Sunday, December 31st, 2006Actually it’s not that happy really. Or maybe it’s gonna be, who knows? The past year was, well, there were ups and downs. Ups were WAAAAAAYYYYYYYY up and downs were as low as hell can get.
Ok, let’s review.
At the beginning of the year, I had the time of my life and was brought to heaven for I thought after 2 years of loving and waiting someone we were finally together. I was so elated that there was nothing else in my mind but JW.
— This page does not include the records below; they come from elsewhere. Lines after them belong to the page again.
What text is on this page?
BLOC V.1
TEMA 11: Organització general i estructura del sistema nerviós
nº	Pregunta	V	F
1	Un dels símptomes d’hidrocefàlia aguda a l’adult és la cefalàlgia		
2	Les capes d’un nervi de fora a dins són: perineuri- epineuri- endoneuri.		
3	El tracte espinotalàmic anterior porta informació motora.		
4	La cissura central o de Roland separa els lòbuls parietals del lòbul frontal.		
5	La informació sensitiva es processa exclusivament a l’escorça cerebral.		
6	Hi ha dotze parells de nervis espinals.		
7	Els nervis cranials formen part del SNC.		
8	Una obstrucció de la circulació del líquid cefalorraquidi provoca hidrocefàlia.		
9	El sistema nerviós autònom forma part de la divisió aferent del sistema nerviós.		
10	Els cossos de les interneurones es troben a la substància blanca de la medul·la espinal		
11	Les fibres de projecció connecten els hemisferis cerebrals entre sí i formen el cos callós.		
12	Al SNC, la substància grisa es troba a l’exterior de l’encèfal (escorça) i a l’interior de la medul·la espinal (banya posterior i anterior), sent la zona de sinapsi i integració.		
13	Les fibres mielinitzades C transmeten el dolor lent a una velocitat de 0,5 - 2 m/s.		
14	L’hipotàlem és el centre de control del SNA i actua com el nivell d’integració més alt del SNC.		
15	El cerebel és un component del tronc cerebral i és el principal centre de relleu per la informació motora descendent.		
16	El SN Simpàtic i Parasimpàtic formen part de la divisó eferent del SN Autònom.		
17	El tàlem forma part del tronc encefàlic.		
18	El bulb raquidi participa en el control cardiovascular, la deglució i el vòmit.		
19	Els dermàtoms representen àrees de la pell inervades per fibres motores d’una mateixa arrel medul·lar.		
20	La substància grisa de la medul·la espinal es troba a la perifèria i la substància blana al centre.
But I soon learn that nothing lasts forever. In my case with JW we barely lasted 4 months. Probably less than that. I will be lying if I said I didn’t see the end coming. In fact, I saw it right at the moment we started. I knew it was a wrong time to start. But I was stubborn and I refused to give in to my intuitions. And when it came, I was so taken aback that I didn’t have time to prepare for it. I knew it would come, but I didn’t expect it to come so soon.
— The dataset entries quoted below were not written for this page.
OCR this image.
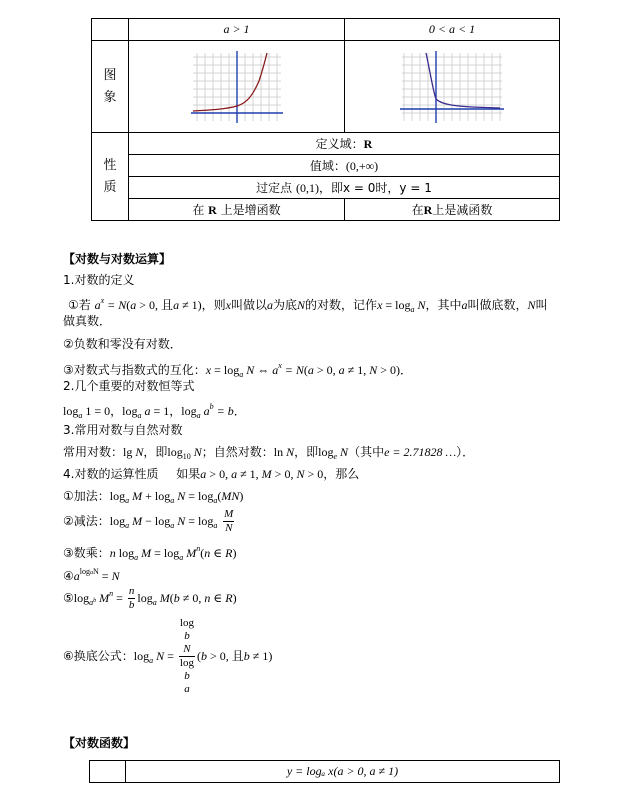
	a > 1	0 < a < 1
图象	

性质	定义域：R	
	值域：(0,+∞)	
	过定点 (0,1)，即x = 0时，y = 1	
	在 R 上是增函数	在R上是减函数
【对数与对数运算】
1.对数的定义
①若 $a^x = N(a > 0$, 且a ≠ 1)，则x叫做以a为底N的对数，记作$x = \log_a N$，其中a叫做底数，N叫
做真数．
②负数和零没有对数．
③对数式与指数式的互化：$x = \log_a N$ ⇔ $a^x = N(a > 0$, a ≠ 1, N > 0)．
2.几个重要的对数恒等式
$\log_a 1 = 0$，$\log_a a = 1$，$\log_a a^b = b$．
3.常用对数与自然对数
常用对数：lg N，即$\log_{10} N$；自然对数：ln N，即$\log_e N$（其中e = 2.71828 …）．
4.对数的运算性质 如果a > 0, a ≠ 1, M > 0, N > 0，那么
①加法：$\log_a M + \log_a N = \log_a(MN)$
②减法：$\log_a M - \log_a N = \log_a \frac{M}{N}$
③数乘：n $\log_a M = \log_a M^n(n$ ∈ R)
$④a^{logaN} = N$
$⑤\log_{a^b}$ $M^n = \frac{n}{b} \log_a M(b \ne 0$, n ∈ R)
⑥换底公式：$\log_a N = \log$
b
N
log
b
a (b > 0, 且b ≠ 1)
【对数函数】
	y = logₐ x(a > 0, a ≠ 1)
Emotions came like torrents of waves rushing towards rocks during a thunderstorm. There were fear, anxiety, misery, depression, insomnia and utmost desperation for the revival of a passion that I didn’t even know I was capable of. And I definitely did not know that humans, other than machines, can break down. All in all, I was the most broken hearted person. I literally felt I had no life at all. No meaning to carry on living. For someone who’d frown upon suicide for all my life, I actually contemplated sticking a knife through my heart to stop all the pain that was welling inside me.
Now, almost a year has passed. I’m glad to say I’ve finally lived through the worst of time. There were so many things that I’ve said to myself to pull me of the verge of suicide and depression that I would have been a sage. I grew in those short couple of months like a caterpillar emerging from the coccoon. Still, I couldn’t have made it without the help of my family and friends. I had almost ignored their presence in my life when JW and I were together but they were the ones beside me when I was at the lowest point of my love life.
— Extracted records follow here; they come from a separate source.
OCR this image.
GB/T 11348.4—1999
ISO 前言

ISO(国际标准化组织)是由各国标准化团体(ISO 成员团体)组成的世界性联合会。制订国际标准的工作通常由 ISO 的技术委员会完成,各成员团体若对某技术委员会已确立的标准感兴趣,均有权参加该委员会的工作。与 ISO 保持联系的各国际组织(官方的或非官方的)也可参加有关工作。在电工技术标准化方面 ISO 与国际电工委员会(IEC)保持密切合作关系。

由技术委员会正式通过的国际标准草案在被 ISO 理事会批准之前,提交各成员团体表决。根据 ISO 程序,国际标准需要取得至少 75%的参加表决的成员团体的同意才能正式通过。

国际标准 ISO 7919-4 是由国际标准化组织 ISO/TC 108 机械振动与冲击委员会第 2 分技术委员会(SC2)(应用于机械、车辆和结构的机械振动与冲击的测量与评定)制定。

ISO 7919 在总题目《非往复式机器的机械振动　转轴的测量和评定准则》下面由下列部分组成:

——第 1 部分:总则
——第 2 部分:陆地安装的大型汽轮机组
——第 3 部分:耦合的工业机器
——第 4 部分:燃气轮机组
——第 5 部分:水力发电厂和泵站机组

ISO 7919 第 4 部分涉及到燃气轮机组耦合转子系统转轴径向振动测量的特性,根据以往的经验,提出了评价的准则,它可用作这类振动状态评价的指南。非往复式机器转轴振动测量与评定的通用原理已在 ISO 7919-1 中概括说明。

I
So, I would like to thank all of you who had been there for me and I will never forget you guys like I did when I was mad in love. My thanks especially to Mars for listening to me weeping like a girl over the phone. To KY for being there and for driving me to places where you’d think I’d feel better. Don’t think I’d forgotten the little incident with the cops at Bkt Jalil. LOL.
And finally to JW for dumping me. Haha. No, seriously. If I wasn’t dumped, I wouldn’t even be who I am today. I’m much more matured and optimistic and I finally know what to do with my future and which path to take. In other words, I grew up.
For the past 12 months, I had done terrible things to some people and I’d want to say I’m really sorry. I knew I was selfish at times and there were bonds that I had to severe in the process of re-recognizing myself and reevaluating the paths that I had to take after The BreakUp. There are some bonds that I wish to remake and some that I hope that with time, we’ll move on to different ways. That doesn’t mean I don’t care about them anymore, but I just don’t wanna go back that wrong path that I had taken before.
As a final note, to everyone who knew me and those who don’t but happened to chance upon this blog, HAPPY NEW YEAR and MAY LADY LUCK BE WATCHING YOUR BACK EVERYWHERE YOU ARE. To my friends, thank you for existing. I love you all!
Haha. That’s enough, I guess. Before I get too emo and get all girly. Or am I already? Haha. Happy New Year, everybody!